By ANGELA THOMPSON, in Midtown, Manhattan, New York, 2am Tuesday
Halloween fell on an ordinary old Wednesday this year so Manhattan celebrated early on Saturday night, filling the streets with grisly spectacle.
In the bars of Soho the waiters painted their faces like skeletons and served beers to ghosts, vampires and monsters over counters covered in fake cobwebs.
The next morning ...
A severed plastic thumb abandoned on Second Avenue and some similarly ominous news delivered in a text message to this scribe, and thousands of other visitors booked on flights out of New York City over coming days: all the flights were cancelled.
Hurricane Sandy was coming and she would be a true fright. She would hit late on Monday and early Tuesday – Halloween eve. They started calling her Frankenstorm.
That severed thumb is likely floating somewhere in the Hudson River now, far from our blacked-out apartment on Second Avenue.
The lights here went out several hours ago. A huddle of stickybeaks has formed out of the apartment’s exit, and cranes to inspect the progress of the power company workers further up the road.
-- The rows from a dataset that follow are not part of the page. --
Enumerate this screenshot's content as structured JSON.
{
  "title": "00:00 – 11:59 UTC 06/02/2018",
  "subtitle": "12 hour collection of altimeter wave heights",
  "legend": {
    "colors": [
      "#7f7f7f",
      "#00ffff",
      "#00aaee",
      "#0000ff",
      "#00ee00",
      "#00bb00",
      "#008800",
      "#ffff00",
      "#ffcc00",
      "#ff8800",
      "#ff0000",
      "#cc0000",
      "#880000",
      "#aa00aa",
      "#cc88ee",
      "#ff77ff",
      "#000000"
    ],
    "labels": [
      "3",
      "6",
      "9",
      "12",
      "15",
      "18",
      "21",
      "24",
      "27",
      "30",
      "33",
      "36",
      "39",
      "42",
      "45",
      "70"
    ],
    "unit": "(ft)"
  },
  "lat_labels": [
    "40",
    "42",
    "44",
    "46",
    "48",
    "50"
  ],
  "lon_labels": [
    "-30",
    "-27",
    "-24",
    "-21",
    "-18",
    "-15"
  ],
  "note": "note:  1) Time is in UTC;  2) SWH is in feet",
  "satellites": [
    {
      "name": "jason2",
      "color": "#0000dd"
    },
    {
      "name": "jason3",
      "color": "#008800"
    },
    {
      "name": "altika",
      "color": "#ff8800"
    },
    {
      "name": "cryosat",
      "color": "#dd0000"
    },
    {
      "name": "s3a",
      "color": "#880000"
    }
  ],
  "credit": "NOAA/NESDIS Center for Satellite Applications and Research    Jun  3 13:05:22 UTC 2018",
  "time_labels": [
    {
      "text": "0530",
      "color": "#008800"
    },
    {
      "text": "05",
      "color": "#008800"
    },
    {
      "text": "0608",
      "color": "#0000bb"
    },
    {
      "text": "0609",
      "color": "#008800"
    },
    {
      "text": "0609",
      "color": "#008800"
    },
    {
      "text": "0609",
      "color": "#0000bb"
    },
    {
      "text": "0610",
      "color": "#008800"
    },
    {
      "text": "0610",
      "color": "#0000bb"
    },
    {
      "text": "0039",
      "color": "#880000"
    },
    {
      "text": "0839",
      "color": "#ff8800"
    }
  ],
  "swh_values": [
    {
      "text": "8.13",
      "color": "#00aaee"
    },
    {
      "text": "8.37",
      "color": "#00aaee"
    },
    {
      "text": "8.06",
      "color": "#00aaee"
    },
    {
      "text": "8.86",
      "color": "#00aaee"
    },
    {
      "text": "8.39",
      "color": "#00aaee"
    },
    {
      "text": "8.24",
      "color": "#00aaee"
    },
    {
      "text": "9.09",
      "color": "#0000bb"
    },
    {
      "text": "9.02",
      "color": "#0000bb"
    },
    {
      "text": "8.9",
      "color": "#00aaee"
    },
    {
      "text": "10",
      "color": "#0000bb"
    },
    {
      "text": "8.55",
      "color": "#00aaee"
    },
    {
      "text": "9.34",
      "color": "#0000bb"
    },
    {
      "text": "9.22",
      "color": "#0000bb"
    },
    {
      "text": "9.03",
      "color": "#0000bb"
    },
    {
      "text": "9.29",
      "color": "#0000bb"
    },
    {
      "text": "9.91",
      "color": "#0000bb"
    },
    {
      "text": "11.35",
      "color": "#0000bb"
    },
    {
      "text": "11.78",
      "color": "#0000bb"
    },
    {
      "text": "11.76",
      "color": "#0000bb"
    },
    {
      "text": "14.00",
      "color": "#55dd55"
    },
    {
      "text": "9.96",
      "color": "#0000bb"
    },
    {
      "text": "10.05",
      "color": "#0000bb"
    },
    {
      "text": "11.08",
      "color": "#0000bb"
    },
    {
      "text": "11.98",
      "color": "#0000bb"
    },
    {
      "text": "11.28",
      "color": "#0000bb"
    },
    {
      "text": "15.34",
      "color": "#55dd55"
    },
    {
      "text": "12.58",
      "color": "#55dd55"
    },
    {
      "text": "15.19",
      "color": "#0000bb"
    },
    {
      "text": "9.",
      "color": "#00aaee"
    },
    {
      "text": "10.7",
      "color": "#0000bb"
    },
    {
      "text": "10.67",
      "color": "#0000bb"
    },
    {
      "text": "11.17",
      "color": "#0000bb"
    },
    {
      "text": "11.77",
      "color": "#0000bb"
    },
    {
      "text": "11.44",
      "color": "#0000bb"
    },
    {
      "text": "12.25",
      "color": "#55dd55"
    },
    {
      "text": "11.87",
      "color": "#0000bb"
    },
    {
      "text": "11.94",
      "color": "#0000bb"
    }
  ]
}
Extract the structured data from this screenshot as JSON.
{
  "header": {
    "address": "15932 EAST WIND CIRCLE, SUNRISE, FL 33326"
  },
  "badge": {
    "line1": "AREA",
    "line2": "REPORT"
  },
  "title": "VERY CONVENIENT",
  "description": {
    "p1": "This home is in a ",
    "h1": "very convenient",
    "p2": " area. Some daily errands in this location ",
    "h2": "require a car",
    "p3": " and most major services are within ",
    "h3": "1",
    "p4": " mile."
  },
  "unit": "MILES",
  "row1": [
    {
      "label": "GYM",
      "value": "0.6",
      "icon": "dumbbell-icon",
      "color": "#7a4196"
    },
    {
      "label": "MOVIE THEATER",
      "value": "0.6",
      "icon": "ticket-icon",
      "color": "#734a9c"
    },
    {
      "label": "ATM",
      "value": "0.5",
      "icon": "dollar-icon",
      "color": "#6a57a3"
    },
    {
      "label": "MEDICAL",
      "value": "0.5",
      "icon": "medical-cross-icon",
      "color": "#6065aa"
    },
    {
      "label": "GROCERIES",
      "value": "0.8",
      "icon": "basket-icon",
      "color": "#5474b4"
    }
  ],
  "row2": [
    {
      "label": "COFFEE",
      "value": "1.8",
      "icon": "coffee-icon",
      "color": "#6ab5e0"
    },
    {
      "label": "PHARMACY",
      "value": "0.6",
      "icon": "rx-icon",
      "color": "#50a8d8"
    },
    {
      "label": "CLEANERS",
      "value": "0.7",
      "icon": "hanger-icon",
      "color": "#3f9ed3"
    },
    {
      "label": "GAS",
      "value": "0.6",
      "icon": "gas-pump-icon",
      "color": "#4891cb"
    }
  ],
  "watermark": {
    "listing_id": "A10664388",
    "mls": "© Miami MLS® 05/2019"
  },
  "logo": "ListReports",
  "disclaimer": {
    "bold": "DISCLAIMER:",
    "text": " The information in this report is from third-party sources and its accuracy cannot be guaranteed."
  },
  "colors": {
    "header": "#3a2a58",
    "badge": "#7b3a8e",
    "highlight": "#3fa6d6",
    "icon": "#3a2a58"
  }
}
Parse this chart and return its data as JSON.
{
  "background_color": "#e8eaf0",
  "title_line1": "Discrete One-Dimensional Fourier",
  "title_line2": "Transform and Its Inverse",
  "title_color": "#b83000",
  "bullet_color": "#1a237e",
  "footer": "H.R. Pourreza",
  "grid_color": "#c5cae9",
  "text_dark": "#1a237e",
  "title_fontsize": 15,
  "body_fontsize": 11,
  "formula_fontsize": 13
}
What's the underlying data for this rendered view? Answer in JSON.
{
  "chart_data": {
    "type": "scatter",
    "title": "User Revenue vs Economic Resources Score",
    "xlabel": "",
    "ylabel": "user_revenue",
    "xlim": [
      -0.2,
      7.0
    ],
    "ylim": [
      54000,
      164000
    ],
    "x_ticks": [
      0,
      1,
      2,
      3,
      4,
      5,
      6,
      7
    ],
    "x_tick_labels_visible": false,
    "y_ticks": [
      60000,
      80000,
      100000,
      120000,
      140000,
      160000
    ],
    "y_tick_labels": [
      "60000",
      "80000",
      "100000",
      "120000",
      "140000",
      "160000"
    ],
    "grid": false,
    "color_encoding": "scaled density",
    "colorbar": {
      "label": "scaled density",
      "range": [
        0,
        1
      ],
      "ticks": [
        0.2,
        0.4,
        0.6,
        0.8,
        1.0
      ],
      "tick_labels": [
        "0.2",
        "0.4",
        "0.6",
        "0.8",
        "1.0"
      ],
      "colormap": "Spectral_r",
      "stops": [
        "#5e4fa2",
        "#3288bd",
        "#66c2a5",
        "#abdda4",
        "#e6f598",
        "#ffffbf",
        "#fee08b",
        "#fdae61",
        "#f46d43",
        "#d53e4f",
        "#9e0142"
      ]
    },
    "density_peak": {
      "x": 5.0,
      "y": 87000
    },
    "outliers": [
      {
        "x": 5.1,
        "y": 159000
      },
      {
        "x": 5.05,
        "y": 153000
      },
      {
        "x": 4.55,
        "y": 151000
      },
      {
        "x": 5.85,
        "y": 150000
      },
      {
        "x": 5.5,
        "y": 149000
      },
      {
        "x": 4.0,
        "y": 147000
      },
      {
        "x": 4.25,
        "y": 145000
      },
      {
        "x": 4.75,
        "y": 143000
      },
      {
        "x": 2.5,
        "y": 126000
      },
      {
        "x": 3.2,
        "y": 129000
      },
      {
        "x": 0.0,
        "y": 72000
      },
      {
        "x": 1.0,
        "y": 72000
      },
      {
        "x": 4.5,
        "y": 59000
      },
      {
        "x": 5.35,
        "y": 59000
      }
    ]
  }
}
A blast of rainy wind sends them scurrying suddenly inside, filling the lobby with nervous laughter.
In such a built-up area, there are few trees to show the force of the wind: it is the street signs that bend and whip and make strange noises.
The streets and the hallways are wind tunnels now; acoustic chambers for the mysterious groans, squeaks and whistles whipped up by Mother Nature and the streetscape.
Some of the sounds are like screams but it is impossible to tell what is serious – a skylight about to buckle? Or a person?
The sirens are consistent, but then this is New York City.
With the storm about to hit, only about 20per cent of the restaurants opened on Tuesday and most of them closed by 3pm – usually the opening time for the office that sells cut-price theatre tickets to the hordes of visitors on Broadway.
The shows are all cancelled now. There will be no Jersey Boys this trip, no ice skating at Central Park, perhaps no visit to the Guggenheim. Battery Park – where the free Staten Island ferry departs – is under water. There may not even be time to shop for inexpensive shoes.
Instead, the precious, expensive holiday time has been spent in this dark little brown brick apartment, candle-lit and well stocked with chocolate and wine.
We bought our supplies late yesterday, helping to empty the supermarket shelves of bottled water, ignoring the obnoxious local who rolled her eyes and talked loudly to the checkout staff about people ‘‘freaking out’’.
All right for her – and for us, really. I wonder about the homeless man down on Houston Street. I passed him most days, but hadn’t seen more than his legs sticking out from under his tarpaulin. This morning I met his eyes for the first time, peeking out from under that pathetic shelter, only four hours from when the worst of Sandy hit.
From the apartment window the skyline shows a fat cedar water tank, perched on a metal frame, atop a 20-storey building. There are thousands of these tanks in the city, put there in case of fire and for everyday water supply. The tanks look like precarious targets for the wild wind.
But Second Avenue is quiet now. Perhaps this is the eye of the storm? There is no windswept TV reporter or World Wide Web to offer an answer. Another siren.
It was an adventure to go out in the start of the storm earlier today to see the boarded-up shops on Broadway, get soaking wet, and brunch on Ukrainian soul food at a bustling restaurant made busier by the closure of its neighbours.
But the darkness and the sirens and the sound of the street are unnerving. Australia seems a long way away.
The airport is certain to be chaotic. It is past midnight here now. Halloween tomorrow.